Part of getting support from all stakeholders meant Bain said it would include three union officials on an advisory panel with senior management.

Bain has promised to pay employees their full entitlements and to honour travel credits held by passengers as a result of cancelled flights.

Virgin’s founder Sir Richard Branson welcomed Bain’s new ownership of Virgin Australia.

“It has been a massive effort by the administrator, Bain, [Virgin chief] Paul Scurrah and the airline’s management team to get this far in the face of the global travel crisis.”

The Transport Workers’ Union was key to getting the deal approved and only swung behind the Bain deal this week.

TWU national secretary Michael Kane said it was a new beginning and an important day for Virgin and Australian aviation.

“I want to congratulate Virgin workers who have been instrumental in getting us to the point where Virgin has now been rebooted and is in a plan to get back to flying.”

The deal must now be approved by the Federal Court.

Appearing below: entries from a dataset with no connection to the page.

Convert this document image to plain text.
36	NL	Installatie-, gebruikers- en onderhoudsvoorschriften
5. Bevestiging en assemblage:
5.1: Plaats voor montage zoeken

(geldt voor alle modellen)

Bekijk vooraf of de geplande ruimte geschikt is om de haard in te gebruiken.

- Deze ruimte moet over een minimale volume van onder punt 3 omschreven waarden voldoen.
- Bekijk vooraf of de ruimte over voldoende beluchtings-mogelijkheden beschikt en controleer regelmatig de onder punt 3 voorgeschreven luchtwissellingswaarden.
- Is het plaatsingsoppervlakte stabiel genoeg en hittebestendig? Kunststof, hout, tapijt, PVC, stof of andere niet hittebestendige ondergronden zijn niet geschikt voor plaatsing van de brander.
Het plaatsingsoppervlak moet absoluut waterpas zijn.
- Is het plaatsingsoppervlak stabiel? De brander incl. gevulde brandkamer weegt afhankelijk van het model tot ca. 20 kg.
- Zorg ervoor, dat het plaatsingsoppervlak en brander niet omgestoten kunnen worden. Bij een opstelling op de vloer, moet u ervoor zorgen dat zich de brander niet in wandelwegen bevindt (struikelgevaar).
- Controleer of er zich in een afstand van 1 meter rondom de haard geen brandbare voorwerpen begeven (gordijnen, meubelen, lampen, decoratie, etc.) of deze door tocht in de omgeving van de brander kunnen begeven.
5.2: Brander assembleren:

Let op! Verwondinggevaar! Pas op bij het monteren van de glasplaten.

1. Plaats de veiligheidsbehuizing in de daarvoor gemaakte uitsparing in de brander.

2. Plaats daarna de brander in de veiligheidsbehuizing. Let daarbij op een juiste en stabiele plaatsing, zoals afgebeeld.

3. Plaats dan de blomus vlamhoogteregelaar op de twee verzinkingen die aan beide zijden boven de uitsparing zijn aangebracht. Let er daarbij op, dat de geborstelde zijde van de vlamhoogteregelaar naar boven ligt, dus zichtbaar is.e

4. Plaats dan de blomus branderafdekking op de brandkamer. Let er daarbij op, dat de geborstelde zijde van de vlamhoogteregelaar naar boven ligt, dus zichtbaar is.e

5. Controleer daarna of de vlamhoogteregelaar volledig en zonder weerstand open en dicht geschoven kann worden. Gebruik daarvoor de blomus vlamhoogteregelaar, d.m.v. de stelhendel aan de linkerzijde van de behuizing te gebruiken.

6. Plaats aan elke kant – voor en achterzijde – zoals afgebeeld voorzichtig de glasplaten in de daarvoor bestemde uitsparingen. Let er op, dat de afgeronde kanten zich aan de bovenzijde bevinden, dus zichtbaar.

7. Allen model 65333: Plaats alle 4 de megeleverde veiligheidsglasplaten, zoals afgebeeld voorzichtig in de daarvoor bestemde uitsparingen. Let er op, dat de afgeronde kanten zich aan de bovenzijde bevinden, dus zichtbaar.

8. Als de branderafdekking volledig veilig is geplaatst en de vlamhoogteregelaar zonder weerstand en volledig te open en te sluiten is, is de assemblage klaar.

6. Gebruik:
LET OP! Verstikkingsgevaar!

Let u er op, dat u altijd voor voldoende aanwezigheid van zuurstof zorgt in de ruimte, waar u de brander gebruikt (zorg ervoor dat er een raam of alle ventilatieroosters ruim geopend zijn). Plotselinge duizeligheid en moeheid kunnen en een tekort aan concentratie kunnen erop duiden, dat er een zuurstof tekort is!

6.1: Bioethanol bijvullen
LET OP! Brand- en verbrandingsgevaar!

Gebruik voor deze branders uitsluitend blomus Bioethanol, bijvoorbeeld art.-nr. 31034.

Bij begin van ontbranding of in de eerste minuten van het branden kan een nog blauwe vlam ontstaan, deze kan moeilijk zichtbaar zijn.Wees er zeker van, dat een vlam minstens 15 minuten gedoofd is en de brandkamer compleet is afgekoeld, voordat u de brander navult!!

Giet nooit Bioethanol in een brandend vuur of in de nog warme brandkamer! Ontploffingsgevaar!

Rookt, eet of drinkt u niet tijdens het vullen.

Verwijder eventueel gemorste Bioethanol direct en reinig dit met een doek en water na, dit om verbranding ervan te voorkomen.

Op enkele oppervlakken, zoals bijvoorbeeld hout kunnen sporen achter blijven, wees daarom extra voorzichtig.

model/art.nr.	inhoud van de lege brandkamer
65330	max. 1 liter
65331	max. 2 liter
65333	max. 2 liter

Administrator Vaughan Strawbridge said his role was challenging, but creditors had overwhelmingly voted in favour of the deal.

“This outcome provides certainty for employees and customers, a return to creditors, opportunities for suppliers and financiers to continue to trade with Virgin Australia Group as well as maintaining a competitive Australian aviation industry for the benefit of consumers,” Strawbridge said.

“There is still a lot of work to do to complete the restructuring of the airline and complete the sale transaction before the business is ready to emerge from voluntary administration under Bain’s ownership.”